Dikenal sebagai “Bapa dan Guru Kaum Muda,” Don Bosco hadir di tengah anak-anak jalanan dan remaja miskin di Turin, Italia. Ia melihat mereka bukan sebagai anak-anak nakal, melainkan sebagai jiwa-jiwa yang haus akan kasih, perhatian, dan bimbingan. Dari sanalah lahir misi besar yang kelak mengubah wajah pendidikan dan pastoral kaum muda di seluruh dunia.

Moto Hidup: Da Mihi Animas, Cetera Tolle

Walau tak memiliki semboyan resmi pribadi, Don Bosco dikenal dengan ungkapan Da mihi animas, cetera tolle, yang berarti “Berilah aku jiwa-jiwa, ambillah yang lainnya.” Ungkapan ini bukan sekadar slogan, melainkan menjadi napas hidup dan doa Don Bosco dalam melayani.

Bagi Don Bosco, setiap anak adalah gambaran wajah Kristus yang harus dikasihi dan didampingi. Pandangannya ini sejalan dengan sabda Yesus dalam Injil Markus 10:14:
“Biarkan anak-anak itu datang kepada-Ku, jangan menghalang-halangi mereka, sebab orang-orang seperti itulah yang empunya Kerajaan Allah.”

Sistem Preventif: Pendidikan Tanpa Kekerasan

Dalam dunia pendidikan saat itu, hukuman fisik dan metode keras lazim digunakan. Don Bosco hadir dengan pendekatan berbeda yang ia sebut Sistem Preventif, yaitu pendidikan berbasis akal budi, agama, dan kasih sayang.

Baginya, disiplin lahir bukan dari ketakutan, melainkan dari hubungan penuh cinta dan kepercayaan antara pendidik dan anak didik. Prinsip ini selaras dengan ajaran Matius 7:12:
“Segala sesuatu yang kamu kehendaki supaya orang perbuat kepadamu, perbuatlah demikian juga kepada mereka.”

Lebih dari itu, Don Bosco selalu mengingatkan bahwa kekudusan bukanlah beban, melainkan sukacita. Ia kerap mengatakan,
“Sukacita adalah tanda hati yang mencintai Tuhan.”
Ia mengajak anak-anak untuk menemukan kebahagiaan dalam kesederhanaan: bermain, belajar, dan berdoa.

Paus Fransiskus dalam Christus Vivit (CV 132) pun menegaskan hal senada,
“Tuhan adalah sukacita kaum muda dan menuntun mereka untuk berkembang dalam kebaikan.”

Karya Pastoral yang Kontekstual dan Relevan

Sebagai imam, pendidik, dan sahabat kaum muda, Don Bosco tidak sekadar mengajar teori iman.
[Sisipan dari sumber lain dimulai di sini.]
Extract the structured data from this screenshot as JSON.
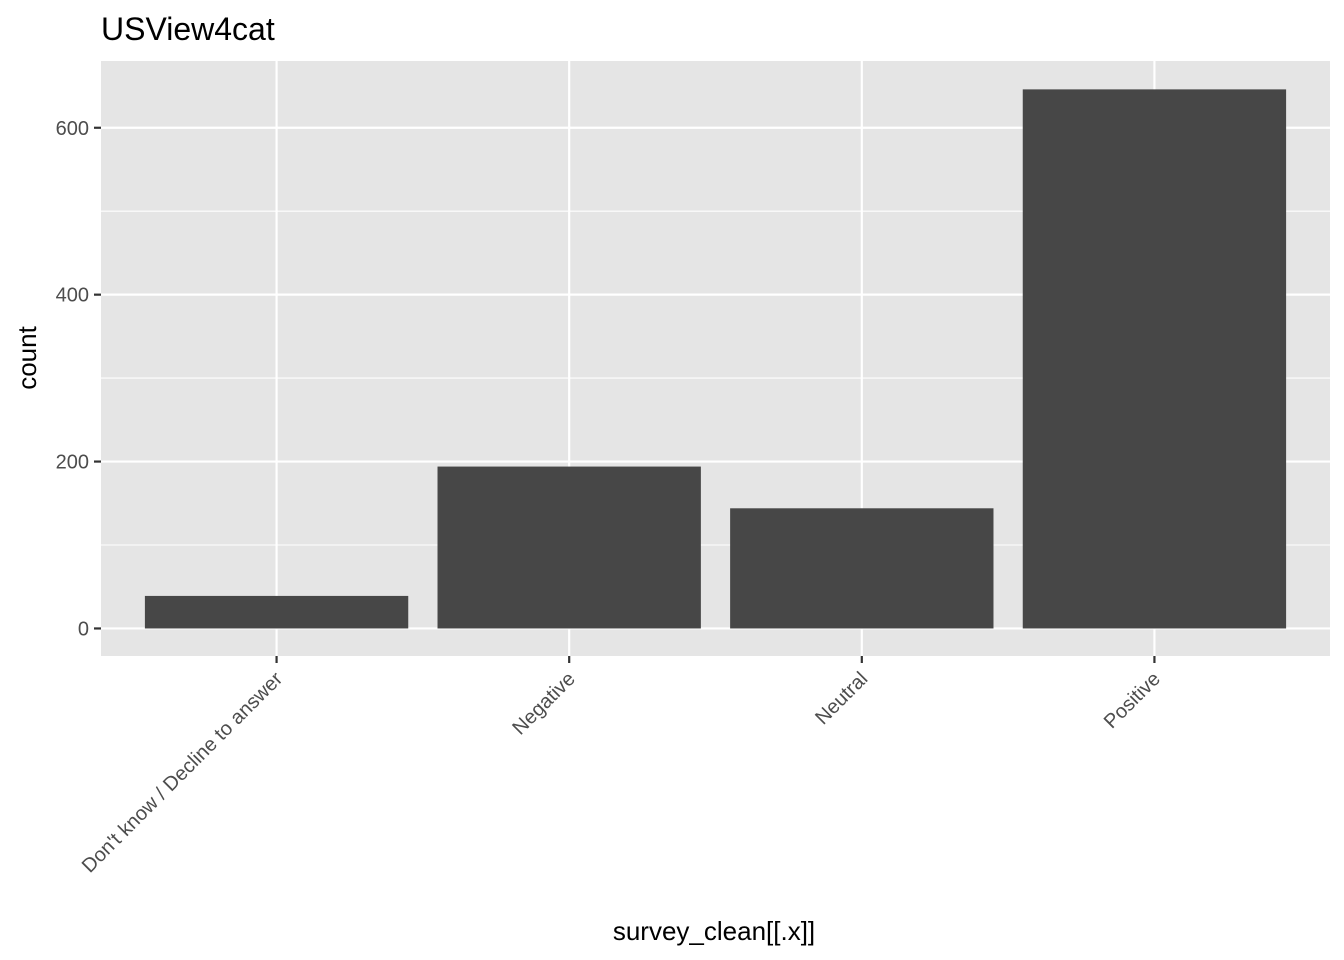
{
  "chart_data": {
    "type": "bar",
    "title": "USView4cat",
    "xlabel": "survey_clean[[.x]]",
    "ylabel": "count",
    "categories": [
      "Don't know / Decline to answer",
      "Negative",
      "Neutral",
      "Positive"
    ],
    "values": [
      39,
      194,
      144,
      646
    ],
    "ylim": [
      -33,
      680
    ],
    "yticks": [
      0,
      200,
      400,
      600
    ],
    "ytick_labels": [
      "0",
      "200",
      "400",
      "600"
    ],
    "grid": true,
    "colors": {
      "panel": "#e5e5e5",
      "bar": "#474747",
      "grid": "#ffffff",
      "tick": "#333333"
    }
  }
}
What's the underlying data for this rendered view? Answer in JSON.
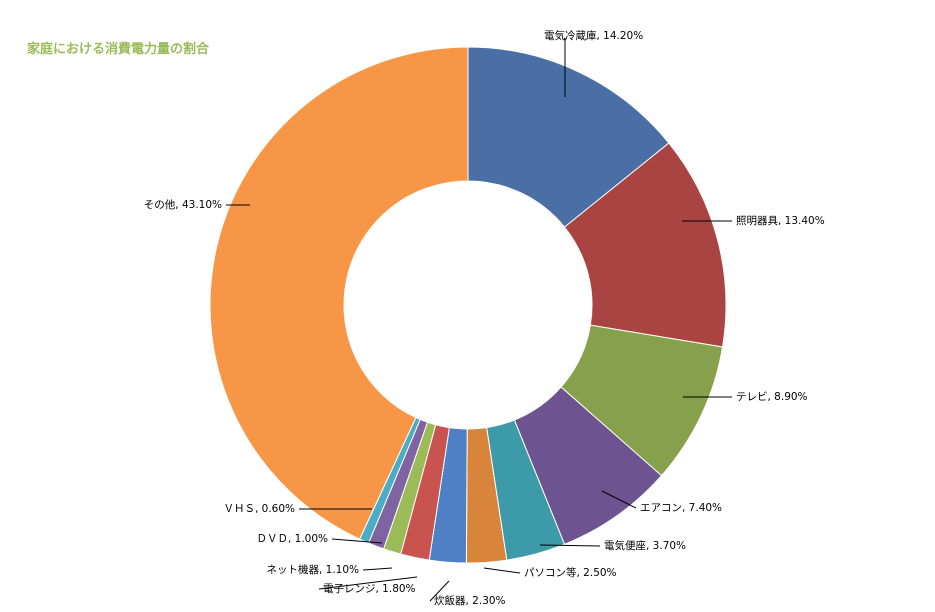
{
  "chart_data": {
    "type": "pie",
    "title": "家庭における消費電力量の割合",
    "categories": [
      "電気冷蔵庫",
      "照明器具",
      "テレビ",
      "エアコン",
      "電気便座",
      "パソコン等",
      "炊飯器",
      "電子レンジ",
      "ネット機器",
      "ＤＶＤ",
      "ＶＨＳ",
      "その他"
    ],
    "values": [
      14.2,
      13.4,
      8.9,
      7.4,
      3.7,
      2.5,
      2.3,
      1.8,
      1.1,
      1.0,
      0.6,
      43.1
    ],
    "value_labels": [
      "14.20%",
      "13.40%",
      "8.90%",
      "7.40%",
      "3.70%",
      "2.50%",
      "2.30%",
      "1.80%",
      "1.10%",
      "1.00%",
      "0.60%",
      "43.10%"
    ],
    "colors": [
      "#4a6fa5",
      "#a94442",
      "#86a04b",
      "#6e5391",
      "#3d9aa8",
      "#d9843b",
      "#4f7fc4",
      "#c9534f",
      "#9bbb59",
      "#8064a2",
      "#4bacc6",
      "#f79646"
    ],
    "legend": "none",
    "donut": true
  }
}
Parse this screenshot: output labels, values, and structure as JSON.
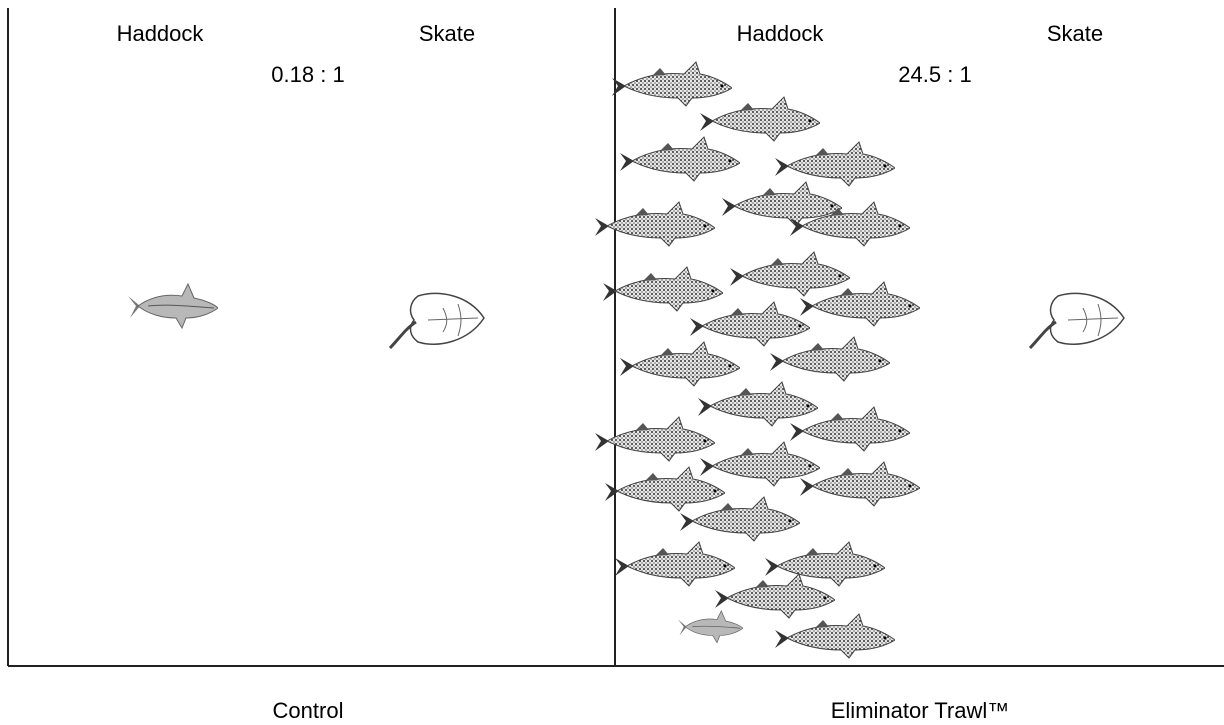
{
  "panels": [
    {
      "left_label": "Haddock",
      "right_label": "Skate",
      "ratio": "0.18 : 1",
      "caption": "Control"
    },
    {
      "left_label": "Haddock",
      "right_label": "Skate",
      "ratio": "24.5 : 1",
      "caption": "Eliminator Trawl™"
    }
  ]
}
Ia terjun langsung ke jalanan, ke lorong-lorong miskin di Turin, dan hadir di tengah anak-anak yang tersisih.

Ia menjawab kebutuhan nyata mereka: menyediakan pendidikan, perlindungan, tempat tinggal, dan pendampingan rohani. Tanpa memaksakan aturan kaku, Don Bosco membentuk komunitas yang ramah dan terbuka, di mana setiap anak merasa diterima, dihargai, dan didorong untuk bertumbuh dalam iman.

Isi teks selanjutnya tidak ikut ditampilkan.